Text Capital of the World Nga Ba?
Nov 29 2004 Mon
12:40 pm PHT
The Philippines has been widely touted as the “text capital of the world” for a few years now. You will hardly find any source on the web that will not mention the Philippines and its phenomenal volume of SMS. But I have been questioning this title recently.
The article “Germans are world SMS champions” claims just that. It says that Germans send a “whopping 200 million messages a year” most probably as of the 1Q of 2004. But the Philippines send an even more whopping “120 to 150 million messages” per day as of 3Q 2004, according to this article, and that “SMS volume in the Philippines is greater than all the countries of Europe combined,” according to this article.
An SMS pricing study mentions the Philippines as being the top country in terms of SMS usage. It says that Filipino texters send an average of 300 SMS per month. Since the article does not mention a time frame, let’s assume that this is true in early 2004, where the SMS subscriber base is about 22 million. This figure translates to about 6.6 billion SMS per month. If you’re going to use the “120 to 150 million messages per day” statistic in the previous paragraph, this translates to a very different value of 130 to 160 SMS per month using the subscriber base of 28 million from the same article.
So it’s acknowledged that Filipinos are text-crazy. Then why am I questioning the title? The phrase “text capital of the world” could actually mean anything. Personally, I’ve taken it to mean that the Philippines has the largest volume of SMS. That might’ve been true a few years ago (when SMS was free then), but we have certainly been surpassed by the world’s largest mobile subscriber market. Can you guess what it is? That’s right, China, with its over 250 million subscribers.
According to this article Chinese have sent 240 billion messages in 2003 alone. This accounts for about one-third of the global SMS volume (or roughly 750 billion). This is a huge leap from the statistics (from the line graph) released by the GSM Association which said that the global SMS volume in 2002 was about 300 billion messages. Most of that growth came from China which posted a 170% increase in SMS volume.
So is China the “text capital of the world”? In terms of volume, yes. But in terms of usage? No. Knowing that China had 270 million subscribers in 2003 according to this report (3.4 MB PDF), we can see that Chinese texters only send an average of 74 texts per month. Filipinos, if you recall, send anywhere from 130 to 300, depending on your source.
In addition, on a per capita basis alone, we beat China hands down. Mobile subscriber penetration rates in China reached only about 20% of the population in 2003 (according to the same report above), while the Philippines has a penetration rate of about 25% at the start of 2004 (assuming a subscriber base of 22 million in a country of 85 million). This is is expected to reach 50% by the end of next year [source].
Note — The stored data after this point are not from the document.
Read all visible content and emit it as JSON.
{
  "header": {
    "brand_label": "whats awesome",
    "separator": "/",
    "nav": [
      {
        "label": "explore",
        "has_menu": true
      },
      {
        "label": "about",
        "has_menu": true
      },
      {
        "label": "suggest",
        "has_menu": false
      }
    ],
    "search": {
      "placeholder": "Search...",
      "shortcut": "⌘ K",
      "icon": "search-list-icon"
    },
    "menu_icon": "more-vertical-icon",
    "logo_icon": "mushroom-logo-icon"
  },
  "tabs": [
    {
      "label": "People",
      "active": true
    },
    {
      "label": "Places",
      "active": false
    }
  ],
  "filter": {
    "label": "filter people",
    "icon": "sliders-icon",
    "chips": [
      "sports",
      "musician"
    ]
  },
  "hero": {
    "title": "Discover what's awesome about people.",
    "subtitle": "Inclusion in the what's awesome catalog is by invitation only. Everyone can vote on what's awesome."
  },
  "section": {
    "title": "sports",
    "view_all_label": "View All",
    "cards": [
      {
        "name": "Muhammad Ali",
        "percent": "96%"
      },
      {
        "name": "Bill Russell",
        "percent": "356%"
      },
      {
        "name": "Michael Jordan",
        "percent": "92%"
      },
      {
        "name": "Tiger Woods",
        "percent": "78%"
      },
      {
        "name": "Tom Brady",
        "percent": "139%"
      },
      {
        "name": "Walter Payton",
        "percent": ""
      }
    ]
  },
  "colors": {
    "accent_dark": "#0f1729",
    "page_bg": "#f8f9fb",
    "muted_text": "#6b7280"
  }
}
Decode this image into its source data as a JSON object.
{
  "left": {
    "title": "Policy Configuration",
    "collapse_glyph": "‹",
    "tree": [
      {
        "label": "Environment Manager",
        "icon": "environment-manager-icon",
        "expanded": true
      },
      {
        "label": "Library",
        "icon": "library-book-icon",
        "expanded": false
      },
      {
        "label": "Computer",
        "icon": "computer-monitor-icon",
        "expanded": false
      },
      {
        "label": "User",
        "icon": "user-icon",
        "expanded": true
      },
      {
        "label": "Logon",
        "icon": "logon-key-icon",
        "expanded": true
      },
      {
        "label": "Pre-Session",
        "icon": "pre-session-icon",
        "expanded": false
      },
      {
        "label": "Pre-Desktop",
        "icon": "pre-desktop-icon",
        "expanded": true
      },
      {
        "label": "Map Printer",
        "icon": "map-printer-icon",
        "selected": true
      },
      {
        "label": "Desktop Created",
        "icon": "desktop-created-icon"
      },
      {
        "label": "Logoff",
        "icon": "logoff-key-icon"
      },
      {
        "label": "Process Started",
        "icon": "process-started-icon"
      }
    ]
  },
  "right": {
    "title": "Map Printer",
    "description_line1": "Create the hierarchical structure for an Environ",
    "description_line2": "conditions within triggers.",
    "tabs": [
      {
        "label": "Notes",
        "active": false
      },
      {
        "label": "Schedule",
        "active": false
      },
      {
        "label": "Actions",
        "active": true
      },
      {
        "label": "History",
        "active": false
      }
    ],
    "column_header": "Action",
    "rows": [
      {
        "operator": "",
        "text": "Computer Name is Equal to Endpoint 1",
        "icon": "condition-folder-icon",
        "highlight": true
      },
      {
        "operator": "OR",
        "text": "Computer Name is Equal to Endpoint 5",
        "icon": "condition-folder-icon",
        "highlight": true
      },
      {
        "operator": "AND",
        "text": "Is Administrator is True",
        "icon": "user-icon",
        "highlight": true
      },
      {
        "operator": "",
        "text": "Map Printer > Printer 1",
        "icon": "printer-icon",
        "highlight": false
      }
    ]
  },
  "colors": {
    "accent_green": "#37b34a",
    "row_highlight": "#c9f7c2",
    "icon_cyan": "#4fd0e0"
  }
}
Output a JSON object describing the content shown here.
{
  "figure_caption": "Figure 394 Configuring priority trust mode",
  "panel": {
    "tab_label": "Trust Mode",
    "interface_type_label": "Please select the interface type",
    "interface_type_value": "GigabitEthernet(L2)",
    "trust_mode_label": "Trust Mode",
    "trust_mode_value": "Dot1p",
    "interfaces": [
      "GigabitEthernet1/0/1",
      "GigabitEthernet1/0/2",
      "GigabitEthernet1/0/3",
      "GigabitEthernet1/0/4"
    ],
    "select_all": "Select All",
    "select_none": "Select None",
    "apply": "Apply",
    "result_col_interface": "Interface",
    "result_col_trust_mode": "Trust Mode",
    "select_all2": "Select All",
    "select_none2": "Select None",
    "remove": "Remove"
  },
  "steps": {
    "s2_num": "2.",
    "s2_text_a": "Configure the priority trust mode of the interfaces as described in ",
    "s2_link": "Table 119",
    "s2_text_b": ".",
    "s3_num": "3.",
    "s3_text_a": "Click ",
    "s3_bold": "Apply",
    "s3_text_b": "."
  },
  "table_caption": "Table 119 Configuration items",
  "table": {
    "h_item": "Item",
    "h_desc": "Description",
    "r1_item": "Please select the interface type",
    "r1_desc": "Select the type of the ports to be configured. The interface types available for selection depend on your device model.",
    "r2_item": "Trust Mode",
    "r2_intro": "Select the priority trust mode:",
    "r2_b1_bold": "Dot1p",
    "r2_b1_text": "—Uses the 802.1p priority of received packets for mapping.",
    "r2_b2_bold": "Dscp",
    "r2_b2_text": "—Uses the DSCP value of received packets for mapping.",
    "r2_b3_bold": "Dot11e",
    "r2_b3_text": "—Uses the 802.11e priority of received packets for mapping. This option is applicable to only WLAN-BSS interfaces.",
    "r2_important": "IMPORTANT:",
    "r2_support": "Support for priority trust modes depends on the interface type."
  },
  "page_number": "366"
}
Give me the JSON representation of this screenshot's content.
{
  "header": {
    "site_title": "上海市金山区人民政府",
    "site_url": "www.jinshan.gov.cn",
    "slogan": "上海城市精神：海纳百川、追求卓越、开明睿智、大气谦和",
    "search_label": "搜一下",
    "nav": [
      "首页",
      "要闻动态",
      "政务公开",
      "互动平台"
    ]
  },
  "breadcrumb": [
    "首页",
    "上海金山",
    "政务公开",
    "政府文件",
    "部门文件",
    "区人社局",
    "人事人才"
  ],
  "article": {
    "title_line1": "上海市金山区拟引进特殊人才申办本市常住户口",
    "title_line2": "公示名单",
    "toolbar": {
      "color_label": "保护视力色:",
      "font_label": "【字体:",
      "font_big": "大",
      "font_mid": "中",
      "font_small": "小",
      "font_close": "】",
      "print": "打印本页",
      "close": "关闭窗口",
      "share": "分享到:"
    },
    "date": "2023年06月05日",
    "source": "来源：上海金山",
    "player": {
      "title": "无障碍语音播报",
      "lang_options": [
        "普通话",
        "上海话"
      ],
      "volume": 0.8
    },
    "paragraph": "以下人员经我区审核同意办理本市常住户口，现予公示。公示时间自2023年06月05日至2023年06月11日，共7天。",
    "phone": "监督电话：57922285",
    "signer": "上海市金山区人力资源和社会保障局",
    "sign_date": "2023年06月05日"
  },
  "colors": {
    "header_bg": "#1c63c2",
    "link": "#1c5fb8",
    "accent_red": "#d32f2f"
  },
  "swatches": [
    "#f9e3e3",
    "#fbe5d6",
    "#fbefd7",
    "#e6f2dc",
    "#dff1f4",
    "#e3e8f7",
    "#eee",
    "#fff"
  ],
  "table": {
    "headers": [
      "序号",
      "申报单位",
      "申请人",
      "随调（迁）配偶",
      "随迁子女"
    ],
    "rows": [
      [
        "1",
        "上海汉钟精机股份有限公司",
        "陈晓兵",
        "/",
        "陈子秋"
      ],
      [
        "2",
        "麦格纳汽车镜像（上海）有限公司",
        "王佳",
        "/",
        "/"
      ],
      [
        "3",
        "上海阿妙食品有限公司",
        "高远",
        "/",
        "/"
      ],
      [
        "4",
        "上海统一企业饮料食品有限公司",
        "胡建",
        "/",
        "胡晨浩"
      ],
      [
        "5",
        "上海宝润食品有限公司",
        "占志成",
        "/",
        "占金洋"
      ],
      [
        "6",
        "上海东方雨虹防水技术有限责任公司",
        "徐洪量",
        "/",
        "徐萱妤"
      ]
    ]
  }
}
Furthermore, because of Sun Cellular’s recent 24/7 promo (where Sun subscribers can call and text other Sun subscribers for free), the SMS volume is expected to dramatically increase as more and more people sign up for Sun accounts. In fact, the trend now is to get a Sun sim for only PHP 200 as a second mobile account and to get a cheap text phone (like the Nokia 2100).
So is the Philippines still the “text capital of the world”? I would say, yes.